The Starship and the Canoe by Kenneth Brower

The Starship and the Canoe by Kenneth Brower

Author:Kenneth Brower
Language: eng
Format: epub
ISBN: 9781680512793
Publisher: Mountaineers Books
Published: 2020-04-14T16:00:00+00:00


25

The Most Beautiful Thing in the World

One evening George was sniffling as he fixed dinner. He set the food out for us and left without eating anything. I found him later down by his baidarka, where he had taken off the yellow hatch-covers and was pulling his masts and sails out through the manholes. I mentioned the sniffling and asked if he was sick. No, he said, the sniffling was just a symptom of something wrong in his head. He knew what he needed—to get out for a while in his canoe.

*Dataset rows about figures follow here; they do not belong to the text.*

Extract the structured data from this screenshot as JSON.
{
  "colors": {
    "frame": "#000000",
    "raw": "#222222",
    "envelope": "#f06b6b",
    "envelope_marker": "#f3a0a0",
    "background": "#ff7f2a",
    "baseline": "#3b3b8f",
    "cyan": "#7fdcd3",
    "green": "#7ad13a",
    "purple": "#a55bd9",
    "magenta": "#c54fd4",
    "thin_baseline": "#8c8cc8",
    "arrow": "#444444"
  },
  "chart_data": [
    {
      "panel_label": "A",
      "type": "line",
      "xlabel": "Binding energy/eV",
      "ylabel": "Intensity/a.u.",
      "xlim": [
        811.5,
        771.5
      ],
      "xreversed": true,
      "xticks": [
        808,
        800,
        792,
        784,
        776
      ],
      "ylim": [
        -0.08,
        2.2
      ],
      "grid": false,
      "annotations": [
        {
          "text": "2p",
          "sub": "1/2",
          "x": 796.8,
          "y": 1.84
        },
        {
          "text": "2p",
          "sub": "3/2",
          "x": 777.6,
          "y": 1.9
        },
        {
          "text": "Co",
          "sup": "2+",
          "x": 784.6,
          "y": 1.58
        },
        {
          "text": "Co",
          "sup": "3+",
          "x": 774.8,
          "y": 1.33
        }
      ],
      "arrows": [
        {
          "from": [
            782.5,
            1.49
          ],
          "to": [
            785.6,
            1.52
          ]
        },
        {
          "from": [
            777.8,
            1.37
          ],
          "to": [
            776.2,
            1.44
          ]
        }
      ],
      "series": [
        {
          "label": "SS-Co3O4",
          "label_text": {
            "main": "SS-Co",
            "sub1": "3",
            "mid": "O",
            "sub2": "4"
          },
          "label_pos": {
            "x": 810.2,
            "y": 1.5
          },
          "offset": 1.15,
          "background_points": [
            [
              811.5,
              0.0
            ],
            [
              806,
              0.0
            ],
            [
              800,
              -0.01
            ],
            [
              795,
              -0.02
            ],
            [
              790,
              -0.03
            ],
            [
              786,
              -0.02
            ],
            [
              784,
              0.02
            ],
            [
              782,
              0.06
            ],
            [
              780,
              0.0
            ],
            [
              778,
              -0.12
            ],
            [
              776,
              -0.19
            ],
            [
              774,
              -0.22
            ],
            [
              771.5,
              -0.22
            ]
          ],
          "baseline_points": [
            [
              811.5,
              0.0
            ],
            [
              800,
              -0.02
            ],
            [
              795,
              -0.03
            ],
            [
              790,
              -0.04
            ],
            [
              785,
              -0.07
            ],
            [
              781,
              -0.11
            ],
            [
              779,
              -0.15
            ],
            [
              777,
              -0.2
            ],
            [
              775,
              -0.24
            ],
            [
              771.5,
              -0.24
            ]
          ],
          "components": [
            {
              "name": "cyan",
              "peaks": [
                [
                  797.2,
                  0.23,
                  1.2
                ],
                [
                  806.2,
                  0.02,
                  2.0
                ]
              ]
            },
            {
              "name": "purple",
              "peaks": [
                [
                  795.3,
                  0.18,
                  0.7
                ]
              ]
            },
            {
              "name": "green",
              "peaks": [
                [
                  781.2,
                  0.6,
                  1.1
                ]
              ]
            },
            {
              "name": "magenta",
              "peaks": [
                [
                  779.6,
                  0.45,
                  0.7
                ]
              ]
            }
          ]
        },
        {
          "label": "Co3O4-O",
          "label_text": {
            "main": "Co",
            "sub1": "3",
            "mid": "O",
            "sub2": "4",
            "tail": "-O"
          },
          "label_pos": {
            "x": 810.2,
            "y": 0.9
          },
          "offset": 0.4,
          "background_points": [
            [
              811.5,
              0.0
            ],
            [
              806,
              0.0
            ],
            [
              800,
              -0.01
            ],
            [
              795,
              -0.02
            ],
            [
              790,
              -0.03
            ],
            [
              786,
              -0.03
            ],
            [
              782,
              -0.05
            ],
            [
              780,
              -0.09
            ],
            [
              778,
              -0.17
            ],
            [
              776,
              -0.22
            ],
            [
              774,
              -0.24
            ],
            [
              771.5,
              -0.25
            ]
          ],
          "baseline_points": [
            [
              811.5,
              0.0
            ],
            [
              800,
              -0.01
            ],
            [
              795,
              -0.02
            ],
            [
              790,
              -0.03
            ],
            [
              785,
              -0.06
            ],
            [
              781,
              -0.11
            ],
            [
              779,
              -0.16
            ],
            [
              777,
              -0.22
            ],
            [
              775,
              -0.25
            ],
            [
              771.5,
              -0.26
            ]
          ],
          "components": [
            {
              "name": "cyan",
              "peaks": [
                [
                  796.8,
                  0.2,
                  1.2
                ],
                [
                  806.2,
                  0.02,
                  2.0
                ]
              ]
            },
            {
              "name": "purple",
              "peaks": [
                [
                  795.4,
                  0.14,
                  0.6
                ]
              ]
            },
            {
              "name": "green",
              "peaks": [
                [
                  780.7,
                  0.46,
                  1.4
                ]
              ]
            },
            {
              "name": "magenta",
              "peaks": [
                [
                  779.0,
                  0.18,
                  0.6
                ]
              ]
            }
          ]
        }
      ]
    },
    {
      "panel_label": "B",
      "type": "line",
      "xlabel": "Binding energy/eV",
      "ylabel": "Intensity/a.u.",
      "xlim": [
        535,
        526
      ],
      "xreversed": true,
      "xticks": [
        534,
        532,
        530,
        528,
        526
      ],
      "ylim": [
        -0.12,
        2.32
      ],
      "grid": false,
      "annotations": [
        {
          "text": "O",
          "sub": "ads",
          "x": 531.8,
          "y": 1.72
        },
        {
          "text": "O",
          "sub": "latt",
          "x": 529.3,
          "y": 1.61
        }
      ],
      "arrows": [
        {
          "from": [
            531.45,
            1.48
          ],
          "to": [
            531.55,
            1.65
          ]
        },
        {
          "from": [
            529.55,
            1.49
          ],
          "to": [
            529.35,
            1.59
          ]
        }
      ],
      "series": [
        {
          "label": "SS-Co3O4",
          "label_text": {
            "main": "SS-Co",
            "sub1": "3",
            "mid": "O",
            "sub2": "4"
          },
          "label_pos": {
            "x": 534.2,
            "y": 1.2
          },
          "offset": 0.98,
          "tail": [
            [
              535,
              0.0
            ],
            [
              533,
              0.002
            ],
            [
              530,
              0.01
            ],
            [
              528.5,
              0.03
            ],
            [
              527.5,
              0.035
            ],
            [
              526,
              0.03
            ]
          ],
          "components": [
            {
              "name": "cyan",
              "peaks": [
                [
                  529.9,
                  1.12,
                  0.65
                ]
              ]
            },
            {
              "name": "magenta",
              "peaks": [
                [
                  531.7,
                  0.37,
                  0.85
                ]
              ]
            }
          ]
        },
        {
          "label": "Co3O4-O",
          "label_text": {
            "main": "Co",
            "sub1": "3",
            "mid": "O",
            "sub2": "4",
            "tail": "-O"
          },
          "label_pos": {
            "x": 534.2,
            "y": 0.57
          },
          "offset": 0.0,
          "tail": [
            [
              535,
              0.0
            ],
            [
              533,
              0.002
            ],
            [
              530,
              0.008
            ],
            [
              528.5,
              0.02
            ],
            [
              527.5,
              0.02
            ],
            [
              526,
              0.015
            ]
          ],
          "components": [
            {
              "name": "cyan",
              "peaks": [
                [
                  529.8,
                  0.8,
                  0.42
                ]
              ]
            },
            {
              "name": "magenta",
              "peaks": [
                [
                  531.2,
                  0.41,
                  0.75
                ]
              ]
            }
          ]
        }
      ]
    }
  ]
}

He invited me along, and I quickly accepted. It would be my first ride in the baidarka. We seized the manhole rims and walked the canoe toward the bay. I was surprised at how easily the hull moved over the tussocks of the meadow. The canoe’s length smoothed out the bumps, and the boat seemed to slide on rails into the water. The tide was high and it came right up to the grass. I waded out in my gum boots and climbed into the forward hole. George pushed off, then climbed into the middle hole.

My forward hole was the smallest of the three, and the space in the prow was confined. It took some contortions to fit my legs in and get them comfortable. It occurred to me that if the canoe flipped, it would take a while to get out, yet somehow I felt perfectly safe. I had been in many small boats on the ocean without ever completely losing my uneasiness; the prospect of drowning always had been somewhere in the back of my mind. Now it was gone. I didn’t know why.

We sat very low on the water, an inch or two beneath sea level. It is this closeness, believes George, and the snugness of the manhole, that banishes fear of the ocean. He may be right. I looked inside the hole. The blue fiberglass was translucent, and the daylight came through beautifully. Beside my thigh in an undulating line was a darker blue where the ocean met the day. George saw me studying the interior light. “In late summer, the water is phosphorescent, sometimes,” he said. “At night this canoe glows.” From down so low on the water, the mountains above Torch Bay rose higher and nobler than they had before. The small difference in vantage changed the view markedly, and I seemed to see Torch Bay with new eyes. That was fine with me, for like George I was tired of my old eyes and the old Torch Bay. I had been here six weeks.

The canoe came to a slim point a few feet in front of me. Unless I looked straight down, I saw no canoe at all. It was a great sensation, like being seated Christlike on the water. The baidarka was not much wider than my shoulders. Leaning slightly, I could look directly down into the fiord, from three feet away. With my first glance I saw a jellyfish, my first of the season.